A agência geriu em 2023 um orçamento na ordem dos 40 mil milhões de dólares. O orçamento é aprovado pelo Congresso dos EUA e a Casa Branca e o Departamento de Estado definem as prioridades estratégicas da política externa. Depois, a USAid gere os fundos e os planos a desenvolver, avançando com a seleção de parceiros locais (muitos deles Organizações Não-Governamentais, ONG) para implementarem os projetos no terreno.
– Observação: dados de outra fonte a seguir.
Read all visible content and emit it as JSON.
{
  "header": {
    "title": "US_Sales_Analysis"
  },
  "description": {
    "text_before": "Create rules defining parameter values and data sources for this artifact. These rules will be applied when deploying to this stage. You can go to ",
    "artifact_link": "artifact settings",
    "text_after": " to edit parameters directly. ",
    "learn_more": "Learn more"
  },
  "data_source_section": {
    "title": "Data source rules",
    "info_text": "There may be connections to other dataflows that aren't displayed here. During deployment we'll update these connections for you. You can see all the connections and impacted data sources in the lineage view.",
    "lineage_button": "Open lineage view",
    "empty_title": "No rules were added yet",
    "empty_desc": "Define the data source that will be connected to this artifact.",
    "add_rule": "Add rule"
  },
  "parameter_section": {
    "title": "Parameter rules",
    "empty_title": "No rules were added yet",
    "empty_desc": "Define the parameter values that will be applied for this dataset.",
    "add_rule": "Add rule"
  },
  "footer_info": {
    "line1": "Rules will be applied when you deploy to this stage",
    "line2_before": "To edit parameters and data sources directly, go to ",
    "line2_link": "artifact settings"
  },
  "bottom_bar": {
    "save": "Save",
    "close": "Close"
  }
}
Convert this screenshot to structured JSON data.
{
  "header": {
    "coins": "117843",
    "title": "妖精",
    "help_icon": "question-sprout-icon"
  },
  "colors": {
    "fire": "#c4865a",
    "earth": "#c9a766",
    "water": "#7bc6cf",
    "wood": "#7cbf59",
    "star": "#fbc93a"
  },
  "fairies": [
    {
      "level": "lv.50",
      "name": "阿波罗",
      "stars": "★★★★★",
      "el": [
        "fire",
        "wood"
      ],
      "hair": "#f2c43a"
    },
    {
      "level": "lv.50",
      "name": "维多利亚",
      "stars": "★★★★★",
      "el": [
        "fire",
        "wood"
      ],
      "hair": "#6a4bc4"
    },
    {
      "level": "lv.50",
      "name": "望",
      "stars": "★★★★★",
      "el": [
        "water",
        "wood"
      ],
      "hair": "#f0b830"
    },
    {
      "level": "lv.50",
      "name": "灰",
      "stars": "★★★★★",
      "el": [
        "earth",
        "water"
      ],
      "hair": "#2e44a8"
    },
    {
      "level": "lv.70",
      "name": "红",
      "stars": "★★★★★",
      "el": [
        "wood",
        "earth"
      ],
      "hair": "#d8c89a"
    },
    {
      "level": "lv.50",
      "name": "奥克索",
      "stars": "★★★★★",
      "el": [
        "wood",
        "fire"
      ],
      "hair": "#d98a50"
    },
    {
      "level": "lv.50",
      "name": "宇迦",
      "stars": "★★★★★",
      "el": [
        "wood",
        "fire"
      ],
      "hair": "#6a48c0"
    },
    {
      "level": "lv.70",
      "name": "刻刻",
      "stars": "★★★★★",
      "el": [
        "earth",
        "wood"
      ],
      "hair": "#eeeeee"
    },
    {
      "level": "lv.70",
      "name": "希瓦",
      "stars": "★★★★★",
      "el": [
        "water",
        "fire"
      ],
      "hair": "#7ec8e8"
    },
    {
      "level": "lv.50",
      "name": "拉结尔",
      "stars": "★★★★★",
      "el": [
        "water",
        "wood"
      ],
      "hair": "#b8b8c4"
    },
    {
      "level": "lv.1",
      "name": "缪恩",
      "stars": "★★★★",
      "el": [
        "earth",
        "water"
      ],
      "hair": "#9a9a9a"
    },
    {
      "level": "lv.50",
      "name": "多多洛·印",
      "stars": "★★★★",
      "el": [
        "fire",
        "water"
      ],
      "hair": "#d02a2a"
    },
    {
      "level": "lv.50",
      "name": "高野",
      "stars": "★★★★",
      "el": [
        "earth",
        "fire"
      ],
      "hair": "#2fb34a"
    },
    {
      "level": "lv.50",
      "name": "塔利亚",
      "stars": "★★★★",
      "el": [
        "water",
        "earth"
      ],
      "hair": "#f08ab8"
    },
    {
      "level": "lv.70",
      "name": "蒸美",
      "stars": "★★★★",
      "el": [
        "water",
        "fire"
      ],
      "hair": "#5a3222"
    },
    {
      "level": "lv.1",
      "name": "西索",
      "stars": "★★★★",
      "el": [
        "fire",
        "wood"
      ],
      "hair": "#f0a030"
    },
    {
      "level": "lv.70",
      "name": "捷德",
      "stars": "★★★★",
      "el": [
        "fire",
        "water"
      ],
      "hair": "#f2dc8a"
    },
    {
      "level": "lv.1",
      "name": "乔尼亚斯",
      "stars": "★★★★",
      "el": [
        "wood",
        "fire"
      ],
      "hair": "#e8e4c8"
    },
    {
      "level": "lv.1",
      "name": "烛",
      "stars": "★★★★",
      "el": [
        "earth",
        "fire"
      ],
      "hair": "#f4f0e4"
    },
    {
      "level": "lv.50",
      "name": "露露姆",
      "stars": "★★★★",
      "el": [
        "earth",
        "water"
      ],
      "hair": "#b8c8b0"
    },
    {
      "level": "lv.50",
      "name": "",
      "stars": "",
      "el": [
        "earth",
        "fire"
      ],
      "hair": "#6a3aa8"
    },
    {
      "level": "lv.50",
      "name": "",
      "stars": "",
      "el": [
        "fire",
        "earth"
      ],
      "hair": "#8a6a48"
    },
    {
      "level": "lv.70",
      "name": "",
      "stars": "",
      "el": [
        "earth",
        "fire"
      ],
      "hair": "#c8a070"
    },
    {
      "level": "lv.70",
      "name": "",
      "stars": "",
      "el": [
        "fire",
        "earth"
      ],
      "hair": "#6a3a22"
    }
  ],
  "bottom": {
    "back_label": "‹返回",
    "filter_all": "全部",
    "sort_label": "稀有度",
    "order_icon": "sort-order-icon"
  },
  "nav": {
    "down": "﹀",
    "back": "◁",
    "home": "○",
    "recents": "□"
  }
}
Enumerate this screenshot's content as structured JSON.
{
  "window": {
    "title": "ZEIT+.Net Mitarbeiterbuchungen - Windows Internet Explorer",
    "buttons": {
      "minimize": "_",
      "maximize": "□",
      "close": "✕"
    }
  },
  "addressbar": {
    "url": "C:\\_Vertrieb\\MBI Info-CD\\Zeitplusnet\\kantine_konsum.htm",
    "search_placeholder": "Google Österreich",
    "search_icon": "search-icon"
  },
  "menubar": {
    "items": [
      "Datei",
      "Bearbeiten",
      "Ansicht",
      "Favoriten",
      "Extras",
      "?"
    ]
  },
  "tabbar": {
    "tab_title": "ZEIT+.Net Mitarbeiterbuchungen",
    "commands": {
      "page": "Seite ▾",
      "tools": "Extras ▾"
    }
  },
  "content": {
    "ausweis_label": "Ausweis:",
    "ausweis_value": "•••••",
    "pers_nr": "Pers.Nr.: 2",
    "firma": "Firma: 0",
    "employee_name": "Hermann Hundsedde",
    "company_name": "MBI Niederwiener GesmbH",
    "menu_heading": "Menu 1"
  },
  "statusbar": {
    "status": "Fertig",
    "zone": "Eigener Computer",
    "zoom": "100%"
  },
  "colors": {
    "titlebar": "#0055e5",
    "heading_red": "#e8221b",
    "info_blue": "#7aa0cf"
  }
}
Alguns dos projetos escolhidos sob a Administração democrata de Joe Biden deram a oportunidade a Trump de defender que a USAid está ao serviço de uma agenda da esquerda radical e woke. Na Fox News, o canal preferido de Trump, Stephen Miller, um dos mais antigos conselheiros políticos do presidente norte-americano, discorria argumentos para justificar o fecho da agência e, por trás, num ecrã, eram listados alguns dos programas financiados, escolhidos a dedo pela realização para causar indignação. 20 milhões para criar na televisão iraquiana um programa Rua Sésamo ou 47 mil dólares para uma ópera transgénero na Colômbia surgiam misturados com outras iniciativas como a entrega de 6,7 milhões para proteger a biodiversidade em África de crimes contra a vida selvagem ou 9,9 milhões para criar empregos nos setores da tapeçaria e joalheria para as mulheres no Afeganistão, as mesmas que os EUA abandonaram à sua própria sorte, entregues às mãos dos talibãs, quando retiraram todas as tropas do território.

Nesta demanda contra a USAid, que ao aplicar fundos dos EUA noutros territórios acaba por violar o mantra trumpista do America First (América Primeiro), o que Trump e os seus acólitos parecem querer ignorar é a capacidade que os EUA têm de, literalmente, salvar milhões de vidas no mundo.

Trump queixa-se de a China querer dominar o mundo, mas com atitudes destas o que está a fazer é estender o tapete vermelho para Xi Jinping se sentar no trono.